The Times reported the reason the book was originally banned, ‘was mainly that the book’s narration on PUDEMO was not relevant to the history of Swaziland, especially because the party was a banned entity’. It had been declared a terrorist organisation in 2008, following the enactment of the controversial Suppression of Terrorism Act.
The book details how after the death of King Sobhuza II in 1982 there was a long power struggle for his succession, which was won by the present king, Mswati III in 1986.
Today, many supporters of King Mswati claim that he was chosen by God. In fact, he was chosen by a political group plotting within the ruling elite who expected him to give them favours once he took the throne.

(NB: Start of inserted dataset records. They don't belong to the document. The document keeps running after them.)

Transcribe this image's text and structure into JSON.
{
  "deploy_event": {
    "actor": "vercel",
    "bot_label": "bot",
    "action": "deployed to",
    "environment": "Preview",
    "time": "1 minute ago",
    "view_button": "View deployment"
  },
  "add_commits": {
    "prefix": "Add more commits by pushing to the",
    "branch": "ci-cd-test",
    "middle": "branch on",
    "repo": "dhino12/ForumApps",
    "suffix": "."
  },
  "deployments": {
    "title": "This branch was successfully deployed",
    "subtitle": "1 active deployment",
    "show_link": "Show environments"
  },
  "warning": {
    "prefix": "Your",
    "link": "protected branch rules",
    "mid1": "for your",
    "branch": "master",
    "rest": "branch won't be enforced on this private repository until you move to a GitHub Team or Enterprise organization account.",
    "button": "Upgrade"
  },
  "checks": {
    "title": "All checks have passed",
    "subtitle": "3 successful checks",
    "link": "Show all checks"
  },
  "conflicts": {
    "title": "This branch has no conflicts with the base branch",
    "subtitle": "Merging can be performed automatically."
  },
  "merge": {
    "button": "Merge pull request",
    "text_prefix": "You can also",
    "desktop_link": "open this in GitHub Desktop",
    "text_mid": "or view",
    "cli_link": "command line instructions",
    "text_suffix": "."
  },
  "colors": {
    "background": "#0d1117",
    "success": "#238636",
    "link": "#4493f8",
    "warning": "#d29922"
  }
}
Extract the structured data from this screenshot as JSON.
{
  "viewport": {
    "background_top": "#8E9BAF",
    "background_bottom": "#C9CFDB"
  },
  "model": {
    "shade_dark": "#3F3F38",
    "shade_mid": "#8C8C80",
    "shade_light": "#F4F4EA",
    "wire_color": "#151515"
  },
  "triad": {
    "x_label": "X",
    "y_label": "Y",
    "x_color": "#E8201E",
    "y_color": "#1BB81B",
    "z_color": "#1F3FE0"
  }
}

Percy Simelane, the Swazi Government spokesperson, told the Times he had read the book but had found ‘inaccuracies’, which the newspaper reported he said would need to be ‘reviewed’.
Timothy Velabo Mtetwa, the Ludzidzini Governor, who is known as the ‘traditional prime minister’, and is generally considered to have more power in Swaziland than the nominal PM, Barnabas Dlamini, told the newspaper, ‘I cannot give my opinion on the events that are documented there but we trust that if government has approved it, then it is okay.’